Он сначала не понял, потом проследил глазами за утренней тенью, падавшей от крыши его хаты поперёк двора. Развернулся, как ужаленный, и обмер в полуприседе.
Ровнёхонько на самом коньке крыши, ближе к улице, нагло невозможно растопырившись оглоблями, стояла его же собственная телега.
Такой матерщины, которую гнули-разгибали кумовья, дяди и братья Терентия при спуске телеги с крыши, никогда ещё не слышала Торжевка. Дело было весьма серьёзное для одних и весёлое для других — как считать. Телега на крыше, по стародавним обычаям Топоровской округи, была самым-пресамым, самым что ни на есть распоследним предупреждением упрямым родителям, не желавшим выдавать дочку замуж. Это был окончательный ультиматум: «Не отдадите дочку — выкрадем силой». Но, как вы понимаете, проделать такую, в прямом смысле, головоломную шутку удавалось крайне редко.
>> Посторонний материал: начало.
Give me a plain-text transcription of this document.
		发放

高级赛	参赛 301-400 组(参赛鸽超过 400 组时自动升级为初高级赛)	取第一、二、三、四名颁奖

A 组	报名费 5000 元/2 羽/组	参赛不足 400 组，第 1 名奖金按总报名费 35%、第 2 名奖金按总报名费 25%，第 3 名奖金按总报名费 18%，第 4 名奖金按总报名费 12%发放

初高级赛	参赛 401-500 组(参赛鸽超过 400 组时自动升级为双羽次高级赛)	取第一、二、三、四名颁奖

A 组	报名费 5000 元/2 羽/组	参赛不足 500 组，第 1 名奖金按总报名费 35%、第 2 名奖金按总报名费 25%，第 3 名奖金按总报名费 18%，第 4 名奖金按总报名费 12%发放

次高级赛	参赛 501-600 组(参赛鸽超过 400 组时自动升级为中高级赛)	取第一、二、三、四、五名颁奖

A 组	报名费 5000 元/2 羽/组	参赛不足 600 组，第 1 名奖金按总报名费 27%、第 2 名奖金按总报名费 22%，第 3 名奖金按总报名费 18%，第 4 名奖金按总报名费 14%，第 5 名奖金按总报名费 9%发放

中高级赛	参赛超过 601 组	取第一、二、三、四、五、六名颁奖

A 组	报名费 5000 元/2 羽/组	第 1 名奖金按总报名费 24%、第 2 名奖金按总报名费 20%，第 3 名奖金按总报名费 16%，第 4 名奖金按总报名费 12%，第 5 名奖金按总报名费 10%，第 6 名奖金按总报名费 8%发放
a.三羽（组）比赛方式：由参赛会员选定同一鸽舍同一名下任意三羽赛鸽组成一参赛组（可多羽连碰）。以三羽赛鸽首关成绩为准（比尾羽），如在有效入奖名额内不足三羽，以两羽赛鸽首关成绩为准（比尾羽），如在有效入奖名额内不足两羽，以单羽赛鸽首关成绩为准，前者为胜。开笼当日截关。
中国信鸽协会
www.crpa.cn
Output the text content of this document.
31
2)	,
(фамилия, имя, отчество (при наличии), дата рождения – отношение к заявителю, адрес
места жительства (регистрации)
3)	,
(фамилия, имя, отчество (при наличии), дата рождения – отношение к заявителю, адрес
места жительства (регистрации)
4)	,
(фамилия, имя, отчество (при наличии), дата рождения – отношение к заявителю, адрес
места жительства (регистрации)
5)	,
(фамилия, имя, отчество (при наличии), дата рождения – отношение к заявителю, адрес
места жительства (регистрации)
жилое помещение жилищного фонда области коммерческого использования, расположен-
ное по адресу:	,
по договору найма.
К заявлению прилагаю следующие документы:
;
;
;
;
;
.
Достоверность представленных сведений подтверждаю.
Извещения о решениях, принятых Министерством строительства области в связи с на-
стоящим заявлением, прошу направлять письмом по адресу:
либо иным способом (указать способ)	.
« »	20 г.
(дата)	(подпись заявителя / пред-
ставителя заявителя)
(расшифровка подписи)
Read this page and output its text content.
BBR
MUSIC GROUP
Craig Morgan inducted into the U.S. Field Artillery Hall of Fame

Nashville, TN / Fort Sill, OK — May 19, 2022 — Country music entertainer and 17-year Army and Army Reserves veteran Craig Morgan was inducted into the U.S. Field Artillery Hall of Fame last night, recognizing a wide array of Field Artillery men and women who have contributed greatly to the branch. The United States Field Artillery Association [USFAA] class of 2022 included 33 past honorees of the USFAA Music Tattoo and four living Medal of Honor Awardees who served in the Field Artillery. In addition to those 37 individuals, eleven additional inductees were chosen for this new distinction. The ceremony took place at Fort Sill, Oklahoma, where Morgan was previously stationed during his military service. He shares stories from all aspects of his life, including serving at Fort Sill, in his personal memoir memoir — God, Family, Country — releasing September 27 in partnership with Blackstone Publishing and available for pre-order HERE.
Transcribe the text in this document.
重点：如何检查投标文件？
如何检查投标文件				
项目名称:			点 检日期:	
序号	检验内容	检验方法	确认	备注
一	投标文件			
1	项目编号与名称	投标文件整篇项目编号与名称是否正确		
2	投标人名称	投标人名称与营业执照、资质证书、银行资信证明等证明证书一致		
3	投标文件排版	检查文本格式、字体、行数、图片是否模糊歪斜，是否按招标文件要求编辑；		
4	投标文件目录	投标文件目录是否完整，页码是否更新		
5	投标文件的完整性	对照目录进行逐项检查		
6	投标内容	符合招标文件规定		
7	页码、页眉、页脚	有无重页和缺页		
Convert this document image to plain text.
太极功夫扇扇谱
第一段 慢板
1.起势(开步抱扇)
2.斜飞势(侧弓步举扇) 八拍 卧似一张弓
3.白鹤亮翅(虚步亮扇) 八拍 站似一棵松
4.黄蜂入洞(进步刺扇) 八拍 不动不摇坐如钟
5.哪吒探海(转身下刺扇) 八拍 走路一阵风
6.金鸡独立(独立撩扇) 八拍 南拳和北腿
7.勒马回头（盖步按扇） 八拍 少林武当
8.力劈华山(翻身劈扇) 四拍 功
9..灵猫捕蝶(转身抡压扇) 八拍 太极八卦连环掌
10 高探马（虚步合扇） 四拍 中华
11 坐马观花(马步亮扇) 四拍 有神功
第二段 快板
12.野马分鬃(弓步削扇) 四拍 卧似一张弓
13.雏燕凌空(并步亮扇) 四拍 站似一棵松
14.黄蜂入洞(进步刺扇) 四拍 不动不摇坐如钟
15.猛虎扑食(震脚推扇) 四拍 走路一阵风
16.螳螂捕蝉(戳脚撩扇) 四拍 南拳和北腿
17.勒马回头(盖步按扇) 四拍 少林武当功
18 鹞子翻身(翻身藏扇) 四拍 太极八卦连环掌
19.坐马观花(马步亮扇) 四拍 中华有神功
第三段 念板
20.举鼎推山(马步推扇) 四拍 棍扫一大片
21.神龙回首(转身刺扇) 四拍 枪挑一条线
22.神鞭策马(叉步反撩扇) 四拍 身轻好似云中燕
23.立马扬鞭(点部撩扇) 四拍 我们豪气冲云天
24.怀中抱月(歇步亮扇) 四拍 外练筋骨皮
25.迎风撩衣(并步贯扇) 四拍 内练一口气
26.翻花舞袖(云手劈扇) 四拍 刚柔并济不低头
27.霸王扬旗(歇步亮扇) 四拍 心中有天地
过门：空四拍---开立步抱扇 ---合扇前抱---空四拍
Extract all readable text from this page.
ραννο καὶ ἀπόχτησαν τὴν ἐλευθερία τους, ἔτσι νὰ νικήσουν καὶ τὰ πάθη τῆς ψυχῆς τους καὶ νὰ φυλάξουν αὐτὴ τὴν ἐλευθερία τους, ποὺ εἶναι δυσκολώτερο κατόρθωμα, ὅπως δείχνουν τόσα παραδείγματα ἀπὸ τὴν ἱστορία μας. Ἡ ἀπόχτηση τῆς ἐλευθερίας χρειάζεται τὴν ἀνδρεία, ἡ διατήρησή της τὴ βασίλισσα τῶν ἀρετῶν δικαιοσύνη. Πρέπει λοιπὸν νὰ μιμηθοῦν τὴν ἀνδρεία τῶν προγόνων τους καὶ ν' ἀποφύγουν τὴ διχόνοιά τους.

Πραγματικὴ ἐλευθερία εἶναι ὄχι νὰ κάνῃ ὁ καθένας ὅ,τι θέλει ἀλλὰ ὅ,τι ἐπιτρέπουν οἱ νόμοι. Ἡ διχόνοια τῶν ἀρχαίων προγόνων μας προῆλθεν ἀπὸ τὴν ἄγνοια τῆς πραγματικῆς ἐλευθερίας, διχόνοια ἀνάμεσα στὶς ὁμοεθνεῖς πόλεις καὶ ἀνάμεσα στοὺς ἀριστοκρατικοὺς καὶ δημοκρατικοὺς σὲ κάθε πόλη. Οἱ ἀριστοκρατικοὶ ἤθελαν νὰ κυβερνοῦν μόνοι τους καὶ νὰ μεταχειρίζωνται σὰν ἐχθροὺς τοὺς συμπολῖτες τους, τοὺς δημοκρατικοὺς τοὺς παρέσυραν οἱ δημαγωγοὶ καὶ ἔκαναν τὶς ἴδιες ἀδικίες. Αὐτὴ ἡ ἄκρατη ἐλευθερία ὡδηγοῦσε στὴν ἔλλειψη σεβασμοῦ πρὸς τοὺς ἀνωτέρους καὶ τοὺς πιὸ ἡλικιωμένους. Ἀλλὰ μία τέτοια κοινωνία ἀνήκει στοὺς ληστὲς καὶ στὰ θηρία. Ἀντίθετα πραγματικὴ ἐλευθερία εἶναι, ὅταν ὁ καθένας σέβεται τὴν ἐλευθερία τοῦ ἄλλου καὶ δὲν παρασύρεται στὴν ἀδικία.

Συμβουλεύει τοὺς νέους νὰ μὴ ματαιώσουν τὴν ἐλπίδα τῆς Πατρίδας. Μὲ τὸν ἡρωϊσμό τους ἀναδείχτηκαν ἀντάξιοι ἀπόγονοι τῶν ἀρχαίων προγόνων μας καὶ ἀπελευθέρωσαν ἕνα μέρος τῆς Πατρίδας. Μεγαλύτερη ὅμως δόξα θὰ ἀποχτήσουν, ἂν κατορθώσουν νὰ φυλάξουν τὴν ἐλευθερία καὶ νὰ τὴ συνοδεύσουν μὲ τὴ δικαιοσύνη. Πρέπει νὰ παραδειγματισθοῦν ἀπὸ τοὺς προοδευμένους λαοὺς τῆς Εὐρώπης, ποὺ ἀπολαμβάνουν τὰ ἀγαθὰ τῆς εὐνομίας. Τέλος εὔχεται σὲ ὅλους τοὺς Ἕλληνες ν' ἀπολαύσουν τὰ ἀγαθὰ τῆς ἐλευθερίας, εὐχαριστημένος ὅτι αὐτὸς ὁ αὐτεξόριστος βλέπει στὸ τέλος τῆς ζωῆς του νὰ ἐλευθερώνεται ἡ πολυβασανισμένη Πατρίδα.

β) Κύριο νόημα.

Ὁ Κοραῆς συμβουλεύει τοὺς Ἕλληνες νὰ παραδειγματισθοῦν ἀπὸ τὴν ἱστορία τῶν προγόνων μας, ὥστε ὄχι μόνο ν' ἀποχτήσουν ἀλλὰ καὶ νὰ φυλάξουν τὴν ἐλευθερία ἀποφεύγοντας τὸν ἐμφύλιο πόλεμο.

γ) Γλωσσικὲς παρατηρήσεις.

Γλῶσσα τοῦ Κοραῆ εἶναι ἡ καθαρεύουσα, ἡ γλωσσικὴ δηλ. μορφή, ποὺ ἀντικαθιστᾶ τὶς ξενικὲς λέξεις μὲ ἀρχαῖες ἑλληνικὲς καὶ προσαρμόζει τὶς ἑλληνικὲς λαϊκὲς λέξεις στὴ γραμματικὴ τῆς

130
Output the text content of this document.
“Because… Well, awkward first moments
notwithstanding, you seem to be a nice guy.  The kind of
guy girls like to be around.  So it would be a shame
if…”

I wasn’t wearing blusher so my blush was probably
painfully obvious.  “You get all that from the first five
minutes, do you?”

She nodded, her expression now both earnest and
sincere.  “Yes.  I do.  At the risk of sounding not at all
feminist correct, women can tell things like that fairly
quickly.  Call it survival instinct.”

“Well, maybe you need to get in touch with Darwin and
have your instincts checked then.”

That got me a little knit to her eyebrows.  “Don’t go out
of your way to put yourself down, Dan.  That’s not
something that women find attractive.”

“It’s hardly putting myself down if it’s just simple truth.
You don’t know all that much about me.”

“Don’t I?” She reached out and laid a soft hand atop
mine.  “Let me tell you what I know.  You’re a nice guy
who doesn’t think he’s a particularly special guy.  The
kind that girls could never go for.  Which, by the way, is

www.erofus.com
Каждый случай становился легендарным.
Торжевский народ разделился в своем мнении.
В первый раз в их селе так удивительно похозяйничали топоровские.
Как Вася и его братья сонной ночью, совершенно беззвучно водрузили телегу на крышу — о том только они сами знали. Но эффект был превосходнейший. Торжевские мальчишки, парни, мужики и старики, всё мужское население, хотя при своих разъярённых хозяйках и ругали на чём свет стоит такую скверную выходку чужаков, но, собираясь отдельно от женского рассерженного улья, посмеивались и втихомолку радовались такой ловкой и сокрушительной демонстрации мужской силы.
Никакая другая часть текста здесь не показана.